Moonlight

imgres-1Moonlight is an intense sorrowful socially conscious film about growing up poor, black and gay.  The film follows a young man from childhood to his teen years to his young adult years.  Each stage of his life is played by a different actor, each performance powerful.

What spoke to me the most about this film is the reality of growing up poor in America.  How do we help children who are born into poverty find a path out?  In the film, the main character Chiron, lives in a downtrodden black neighborhood in Miami.  His mother is on crack and turns tricks to support her habit.  He is a single child being raised by a single Mom who can barely take care of himself.  He is numb from the violence and drugs from the time he is barely 6.  He knows he is gay but isn’t sure how to process that.  He is essentially on his own.  He is bullied in school yet the entire education system turns a blind eye until he finally fights back and it is him who they turn on.  Where are the social workers? Where are the people to help this young man break the pattern of poverty?

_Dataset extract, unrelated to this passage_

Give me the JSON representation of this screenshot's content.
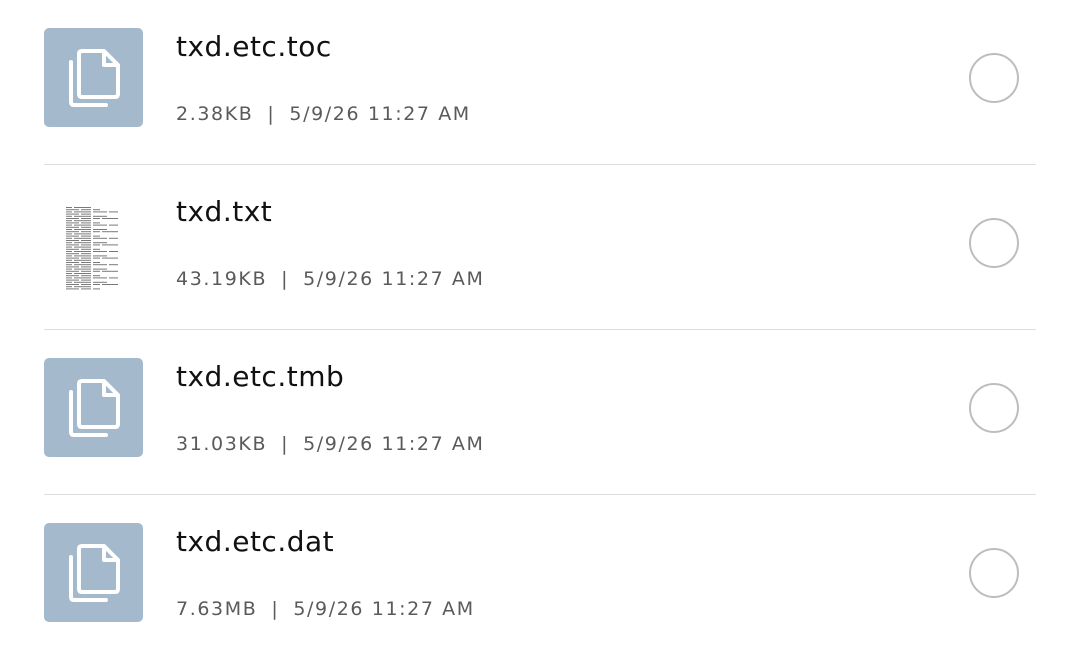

I know that our kids understand how privileged they are just being born into the world they came from.  They were educating in the best schools, they were given opportunities to expand their minds and in turn their horizons, they were able to feel safe growing up knowing someone was watching out for them and care about their lives.  Shouldn’t all kids be able to achieve the most for themselves?

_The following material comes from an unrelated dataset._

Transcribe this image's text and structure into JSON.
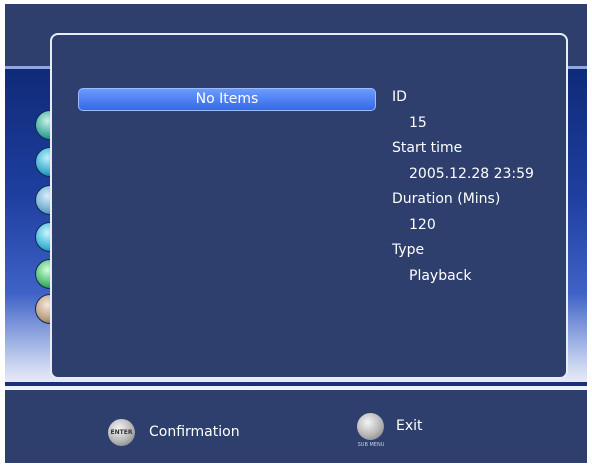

As a society we are responsible for these young people.  It is our moral failing that we have not created a strategy that helps and motivates the next generation of poor children to get past the issues that they see in their neighborhood every day.  Child poverty is devastating.  Children in poverty deserve a good education, engaged role models and a system they can count on to pull them out of poverty so they can use their youthful energy to get out of the downward cycle they are in.

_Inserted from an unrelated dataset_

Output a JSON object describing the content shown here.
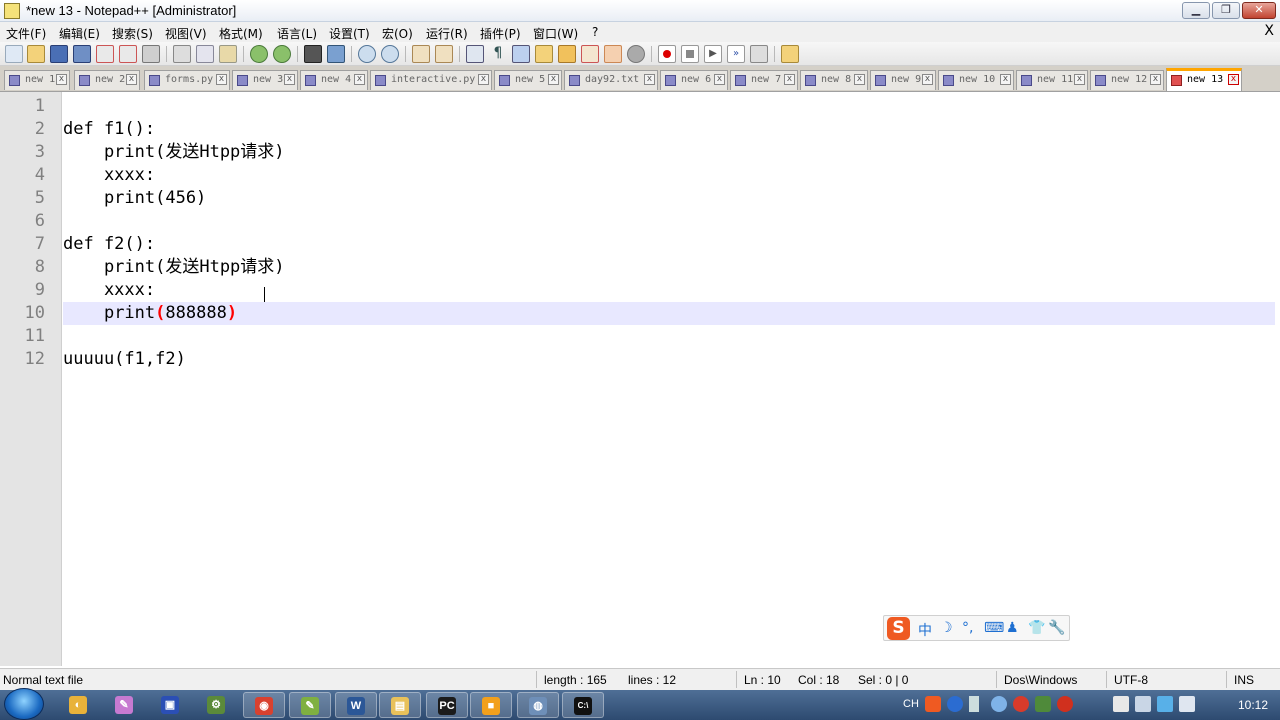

How do we expect these kids to grow up and out of where they came from?  Moonlight has many layers but more important it asks the question to the viewer….how can we as a society help these children?  The movie made my heart weep.

Comments (Archived):

  1. pointsnfigures

    First step: School choice. We can’t control parenting, and we can’t control home life. We can give them hope by rescuing them from a bureaucratic unionized one size fits all public school system resistant to any change.

    1. Gotham Gal

      agree

    2. awaldstein

      Can you share anything about how this could work?Its easy to say decentralize everthying, free market everything–and I agree, this to me is the answer in abstract.But to real poverty like Joanne describes it will take more. It will take funded programs to hand hold and change culture.How is that done? Funded? Managed?

      1. Pointsandfigures

        Put the power of choice into hands of people. Give them vouchers tied to a Blockchain that can only be used for schools. Deregulate education and allow competition. That’s it loosely but of course much deeper than that. Why not unbundle schools?

        1. awaldstein

          I agree with all of that.But–my parents were at the lower end of the middle class economically but smart, educated and focused on their kids education with a passion. Your plan would work with them.But for a child like in this post with parents who are not capable of guiding, your plan helps not at all.That’s my point.

  2. Eric Woods

    School choice is, IMHO, a non-starter as the lives of these children are affected much more by what happens outside of school. Without the requisite wrap around services, sending these kids to Andover every day would, at best, move the needle marginally. And that isn’t to say they don’t have the aptitude, but just that the rhythms of their very existence tend to be at opposing frequencies to traditional academic success.Which leads to what moved me to respond to this piece. The last two paragraphs have stuck with me all day, especially the use of the word “society”. One definition of the word is: ‘the aggregate of people living together in a more or less ordered community.’ The overarching challenge that we have as a nation, exemplified by the current political discourse, is that we’ve moved away from this definition. The concept of being responsible for our fellow man is not something, as a nation, we believe in. Only then will the weakest among us be given the foundation to achieve their fullest potential. Until then, stories like ‘Moonlight’ will be more of the norm.

    1. Gotham Gal

      It is an interesting observation. I fully believe we should feel something about our fellow man.